José Manuel Mendes, coordinator of the Osiris Risk Observatory at the Center for Social Studies at the University of Coimbra, says that the Portuguese government had what he classed as an “over-reaction”, an exaggerated reaction, when decreeing the state of calamity. “No one else has decreed a state of calamity in Europe”, says the researcher from Coimbra. But it reveals the problem facing the European Union, which is a lack of coordination of health policies. “As the EU does not have a single health policy, it has suffered a lot from this, it is what I call ‘health nationalism’. Before, it was called public health sovereignty, but now I think it is really a question of nationalism”, he considers.

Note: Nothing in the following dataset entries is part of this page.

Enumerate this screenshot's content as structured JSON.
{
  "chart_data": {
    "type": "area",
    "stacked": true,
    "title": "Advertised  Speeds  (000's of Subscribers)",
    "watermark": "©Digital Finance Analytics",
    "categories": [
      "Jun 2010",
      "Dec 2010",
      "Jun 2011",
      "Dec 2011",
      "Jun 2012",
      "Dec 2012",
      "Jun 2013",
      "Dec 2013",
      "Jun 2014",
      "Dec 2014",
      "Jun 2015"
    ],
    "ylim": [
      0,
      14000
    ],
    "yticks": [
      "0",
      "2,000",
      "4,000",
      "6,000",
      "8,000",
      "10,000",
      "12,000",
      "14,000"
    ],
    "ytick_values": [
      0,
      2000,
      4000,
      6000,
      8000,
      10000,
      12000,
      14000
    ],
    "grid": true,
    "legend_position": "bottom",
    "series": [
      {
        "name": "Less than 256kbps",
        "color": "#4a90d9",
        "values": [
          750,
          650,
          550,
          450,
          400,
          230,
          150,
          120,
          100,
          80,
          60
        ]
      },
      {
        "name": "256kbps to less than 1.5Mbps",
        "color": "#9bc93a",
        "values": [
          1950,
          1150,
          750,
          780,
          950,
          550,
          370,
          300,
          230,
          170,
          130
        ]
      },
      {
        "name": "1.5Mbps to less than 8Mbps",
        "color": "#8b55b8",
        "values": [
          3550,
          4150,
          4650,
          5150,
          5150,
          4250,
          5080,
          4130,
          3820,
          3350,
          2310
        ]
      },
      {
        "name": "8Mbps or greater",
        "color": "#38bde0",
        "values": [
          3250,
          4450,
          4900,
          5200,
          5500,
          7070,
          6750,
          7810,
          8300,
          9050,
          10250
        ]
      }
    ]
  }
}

The problem does not only affect Portugal, obviously. It can reach the point of having several health policies within the same country, says José Manuel Mendes. He gives the example of Germany, a country where he spent some time recently, and is experiencing a strong wave of covid-19. “There are 16 federated states, and each one has its own policy. In Brandenburg, where I was, there are no Christmas fairs. But if you take the train, in 20 minutes you are in Berlin and there are Christmas fairs. And people use it strategically”, essays.
“If the EU took a common decision to close limits to certain countries, or to activate the state of calamity in an integrated manner among member states, then it would make sense and how people perceived it”, he says. Portugal, by requiring tests from those who cross the border – in addition to the European digital certificate, which should exempt travelers from further proof of their health status –, will be thinking about the travels of emigrants, and even the immigrants who live here, José Manuel Mendes travels. But that was worth “a scolding from the European Commission to our Government”, he emphasizes. “We have emigrants who come from Venezuela, South Africa, Germany, France, Switzerland, Mozambique. And we have an influx of migrants from other European countries. But this could be said, to understand why the Government was taking the measures”, he considers.
“What remains is a feeling that the EU does not exist, that it is all ad hoc. It is dangerous that a Government can do this without sanctions. We cannot be dependent on the European Center for Disease Control and Prevention for the definition of measures, on the European Medicines Agency for the accreditation of vaccines, and then in the concrete policy it is everyone for himself”, male José Manuel Mendes.